Craigslist is indeed a very sad place. Full of guys hoping to get laid by posting pictures of their flacid penises. Really shows how little single men these days understand about what turns women on. 

Also, some of the women on there are working girls. A very good friend of mine got caught in a sting. His picture and address were on the front page of the local paper along with 18 other johns caught in the sting. He lost everything, he had no shot at reconciliation because of the level of embarrassment it caused his wife.


----------



## aston (Oct 24, 2011)

richie33 said:


> I am embarrassed to admit I have done it in the past. Years ago I didn't have a filter and would look at anything and everything.
> For me it was just for the pictures. I never contacted anyone or was remotely interested in.

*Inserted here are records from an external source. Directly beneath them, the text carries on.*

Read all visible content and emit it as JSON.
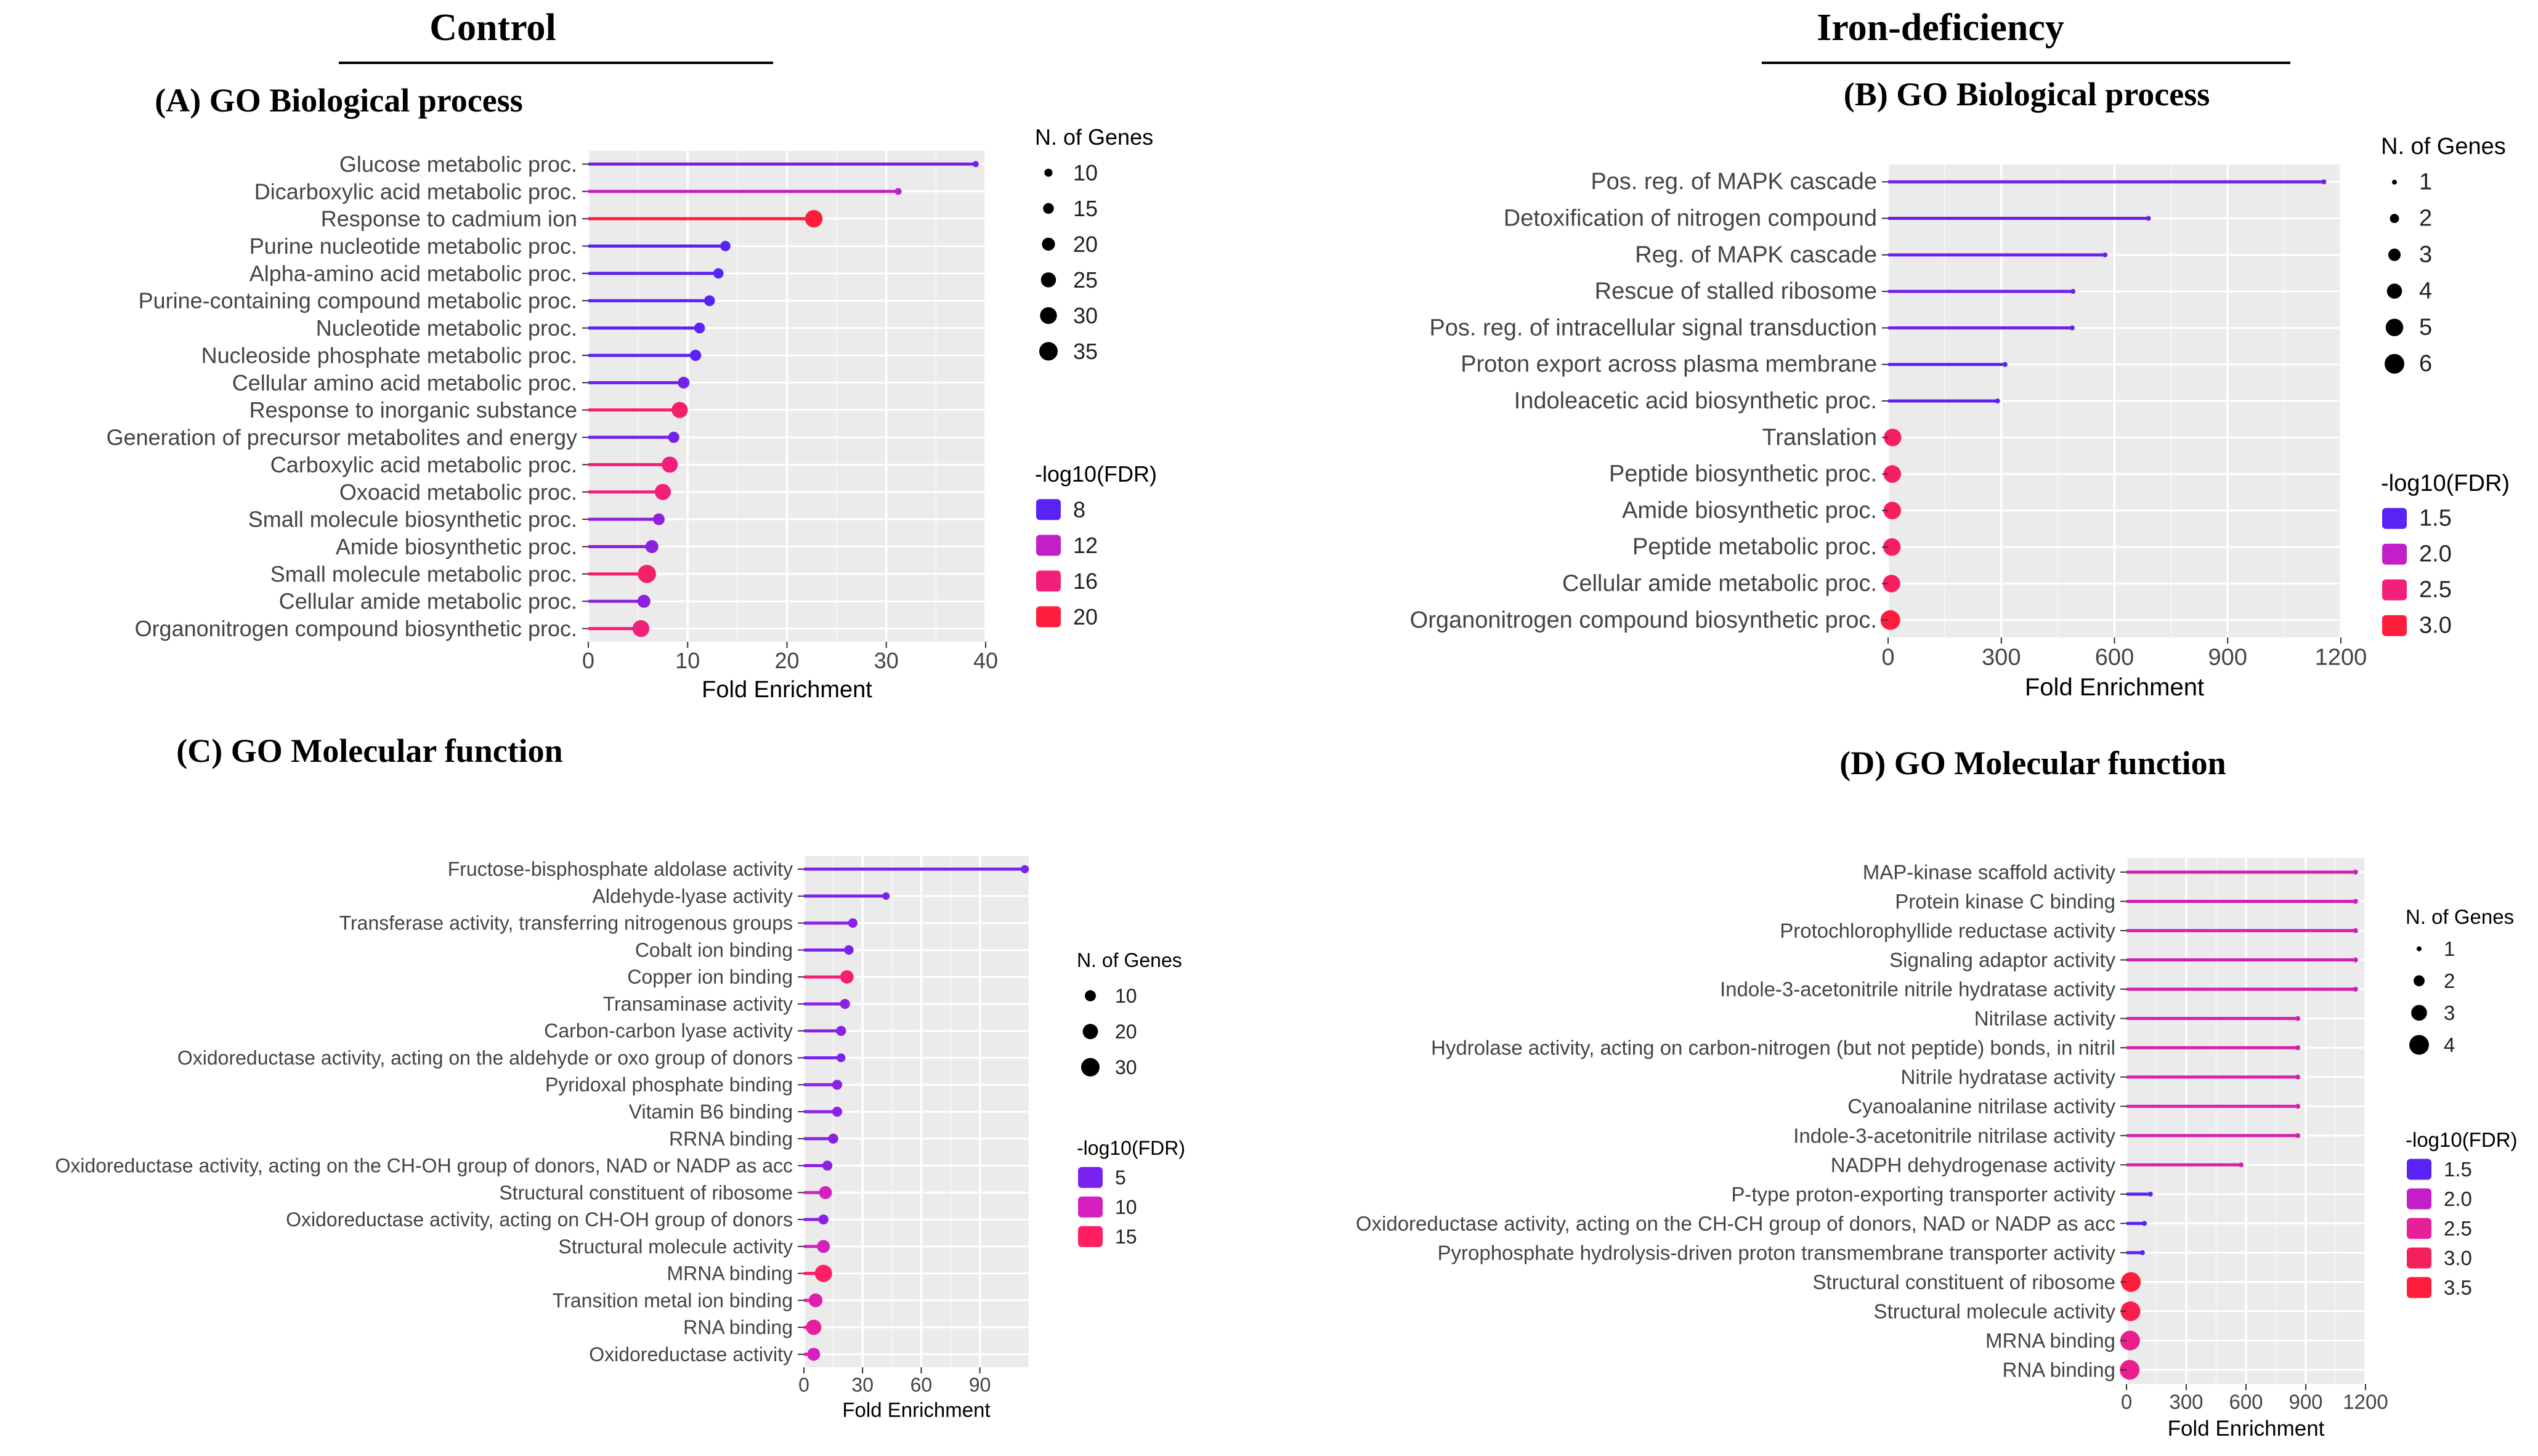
{
  "headers": {
    "control": "Control",
    "iron": "Iron-deficiency"
  },
  "panel_titles": {
    "a": "(A) GO Biological process",
    "b": "(B) GO Biological process",
    "c": "(C) GO Molecular function",
    "d": "(D) GO Molecular function"
  },
  "chart_data": [
    {
      "id": "A",
      "type": "lollipop",
      "title": "(A) GO Biological process",
      "xlabel": "Fold Enrichment",
      "xlim": [
        0,
        40
      ],
      "xticks": [
        0,
        10,
        20,
        30,
        40
      ],
      "categories": [
        "Glucose metabolic proc.",
        "Dicarboxylic acid metabolic proc.",
        "Response to cadmium ion",
        "Purine nucleotide metabolic proc.",
        "Alpha-amino acid metabolic proc.",
        "Purine-containing compound metabolic proc.",
        "Nucleotide metabolic proc.",
        "Nucleoside phosphate metabolic proc.",
        "Cellular amino acid metabolic proc.",
        "Response to inorganic substance",
        "Generation of precursor metabolites and energy",
        "Carboxylic acid metabolic proc.",
        "Oxoacid metabolic proc.",
        "Small molecule biosynthetic proc.",
        "Amide biosynthetic proc.",
        "Small molecule metabolic proc.",
        "Cellular amide metabolic proc.",
        "Organonitrogen compound biosynthetic proc."
      ],
      "fold_enrichment": [
        39,
        31.2,
        22.7,
        13.8,
        13.1,
        12.2,
        11.2,
        10.8,
        9.6,
        9.2,
        8.6,
        8.2,
        7.5,
        7.1,
        6.4,
        5.9,
        5.6,
        5.3
      ],
      "n_genes": [
        7,
        8,
        32,
        14,
        14,
        15,
        15,
        16,
        17,
        28,
        16,
        28,
        28,
        17,
        20,
        34,
        20,
        30
      ],
      "neg_log10_fdr": [
        9,
        12,
        21,
        8,
        8,
        8,
        8,
        8,
        9,
        17,
        9,
        16,
        16,
        10,
        10,
        17,
        10,
        16
      ],
      "size_legend": {
        "title": "N. of Genes",
        "values": [
          10,
          15,
          20,
          25,
          30,
          35
        ]
      },
      "color_legend": {
        "title": "-log10(FDR)",
        "values": [
          8,
          12,
          16,
          20
        ],
        "colors": [
          "#5a22f5",
          "#c21fc8",
          "#f2207a",
          "#fe1d3a"
        ]
      }
    },
    {
      "id": "B",
      "type": "lollipop",
      "title": "(B) GO Biological process",
      "xlabel": "Fold Enrichment",
      "xlim": [
        0,
        1200
      ],
      "xticks": [
        0,
        300,
        600,
        900,
        1200
      ],
      "categories": [
        "Pos. reg. of MAPK cascade",
        "Detoxification of nitrogen compound",
        "Reg. of MAPK cascade",
        "Rescue of stalled ribosome",
        "Pos. reg. of intracellular signal transduction",
        "Proton export across plasma membrane",
        "Indoleacetic acid biosynthetic proc.",
        "Translation",
        "Peptide biosynthetic proc.",
        "Amide biosynthetic proc.",
        "Peptide metabolic proc.",
        "Cellular amide metabolic proc.",
        "Organonitrogen compound biosynthetic proc."
      ],
      "fold_enrichment": [
        1155,
        690,
        575,
        490,
        488,
        310,
        290,
        12,
        11,
        11,
        10,
        9,
        6
      ],
      "n_genes": [
        1,
        1,
        1,
        1,
        1,
        1,
        1,
        5,
        5,
        5,
        5,
        5,
        6
      ],
      "neg_log10_fdr": [
        1.6,
        1.6,
        1.6,
        1.6,
        1.6,
        1.3,
        1.3,
        2.7,
        2.7,
        2.7,
        2.7,
        2.7,
        3.1
      ],
      "size_legend": {
        "title": "N. of Genes",
        "values": [
          1,
          2,
          3,
          4,
          5,
          6
        ]
      },
      "color_legend": {
        "title": "-log10(FDR)",
        "values": [
          1.5,
          2.0,
          2.5,
          3.0
        ],
        "colors": [
          "#5a22f5",
          "#c21fc8",
          "#f2207a",
          "#fe1d3a"
        ]
      }
    },
    {
      "id": "C",
      "type": "lollipop",
      "title": "(C) GO Molecular function",
      "xlabel": "Fold Enrichment",
      "xlim": [
        0,
        115
      ],
      "xticks": [
        0,
        30,
        60,
        90
      ],
      "categories": [
        "Fructose-bisphosphate aldolase activity",
        "Aldehyde-lyase activity",
        "Transferase activity, transferring nitrogenous groups",
        "Cobalt ion binding",
        "Copper ion binding",
        "Transaminase activity",
        "Carbon-carbon lyase activity",
        "Oxidoreductase activity, acting on the aldehyde or oxo group of donors",
        "Pyridoxal phosphate binding",
        "Vitamin B6 binding",
        "RRNA binding",
        "Oxidoreductase activity, acting on the CH-OH group of donors, NAD or NADP as acc",
        "Structural constituent of ribosome",
        "Oxidoreductase activity, acting on CH-OH group of donors",
        "Structural molecule activity",
        "MRNA binding",
        "Transition metal ion binding",
        "RNA binding",
        "Oxidoreductase activity"
      ],
      "fold_enrichment": [
        113,
        42,
        25,
        23,
        22,
        21,
        19,
        19,
        17,
        17,
        15,
        12,
        11,
        10,
        10,
        10,
        6,
        5,
        5
      ],
      "n_genes": [
        5,
        4,
        7,
        7,
        15,
        8,
        8,
        6,
        8,
        8,
        8,
        8,
        14,
        8,
        14,
        26,
        16,
        20,
        14
      ],
      "neg_log10_fdr": [
        5,
        3,
        6,
        4,
        14,
        6,
        6,
        3,
        6,
        6,
        6,
        6,
        10,
        6,
        10,
        16,
        11,
        12,
        10
      ],
      "size_legend": {
        "title": "N. of Genes",
        "values": [
          10,
          20,
          30
        ]
      },
      "color_legend": {
        "title": "-log10(FDR)",
        "values": [
          5,
          10,
          15
        ],
        "colors": [
          "#7a22f0",
          "#d61fbf",
          "#fe1f62"
        ]
      }
    },
    {
      "id": "D",
      "type": "lollipop",
      "title": "(D) GO Molecular function",
      "xlabel": "Fold Enrichment",
      "xlim": [
        0,
        1200
      ],
      "xticks": [
        0,
        300,
        600,
        900,
        1200
      ],
      "categories": [
        "MAP-kinase scaffold activity",
        "Protein kinase C binding",
        "Protochlorophyllide reductase activity",
        "Signaling adaptor activity",
        "Indole-3-acetonitrile nitrile hydratase activity",
        "Nitrilase activity",
        "Hydrolase activity, acting on carbon-nitrogen (but not peptide) bonds, in nitril",
        "Nitrile hydratase activity",
        "Cyanoalanine nitrilase activity",
        "Indole-3-acetonitrile nitrilase activity",
        "NADPH dehydrogenase activity",
        "P-type proton-exporting transporter activity",
        "Oxidoreductase activity, acting on the CH-CH group of donors, NAD or NADP as acc",
        "Pyrophosphate hydrolysis-driven proton transmembrane transporter activity",
        "Structural constituent of ribosome",
        "Structural molecule activity",
        "MRNA binding",
        "RNA binding"
      ],
      "fold_enrichment": [
        1150,
        1150,
        1150,
        1150,
        1150,
        860,
        860,
        860,
        860,
        860,
        575,
        120,
        90,
        80,
        22,
        20,
        18,
        16
      ],
      "n_genes": [
        1,
        1,
        1,
        1,
        1,
        1,
        1,
        1,
        1,
        1,
        1,
        1,
        1,
        1,
        4,
        4,
        4,
        4
      ],
      "neg_log10_fdr": [
        2.2,
        2.2,
        2.2,
        2.2,
        2.2,
        2.3,
        2.3,
        2.3,
        2.3,
        2.3,
        2.3,
        1.5,
        1.5,
        1.5,
        3.5,
        3.2,
        2.6,
        2.6
      ],
      "size_legend": {
        "title": "N. of Genes",
        "values": [
          1,
          2,
          3,
          4
        ]
      },
      "color_legend": {
        "title": "-log10(FDR)",
        "values": [
          1.5,
          2.0,
          2.5,
          3.0,
          3.5
        ],
        "colors": [
          "#5a22f5",
          "#c21fc8",
          "#e81f9a",
          "#f4205e",
          "#fe1d3a"
        ]
      }
    }
  ]
}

You NEVER replied ? Are oyu trying to convince us ur yourself? Just messing with you....lol


----------



## richie33 (Jul 20, 2012)

What would I get out of trying to convince a bunch of strangers on the Internet? OP posted a question, I admitted I have done it in the past, not proud of it. I am sure it's more common than people will admit to.


----------



## aston (Oct 24, 2011)

richie33 said:


> What would I get out of trying to convince a bunch of strangers on the Internet? OP posted a question, I admitted I have done it in the past, not proud of it. I am sure it's more common than people will admit to.


Dude I'm messing with you man, I wasn't being serious


----------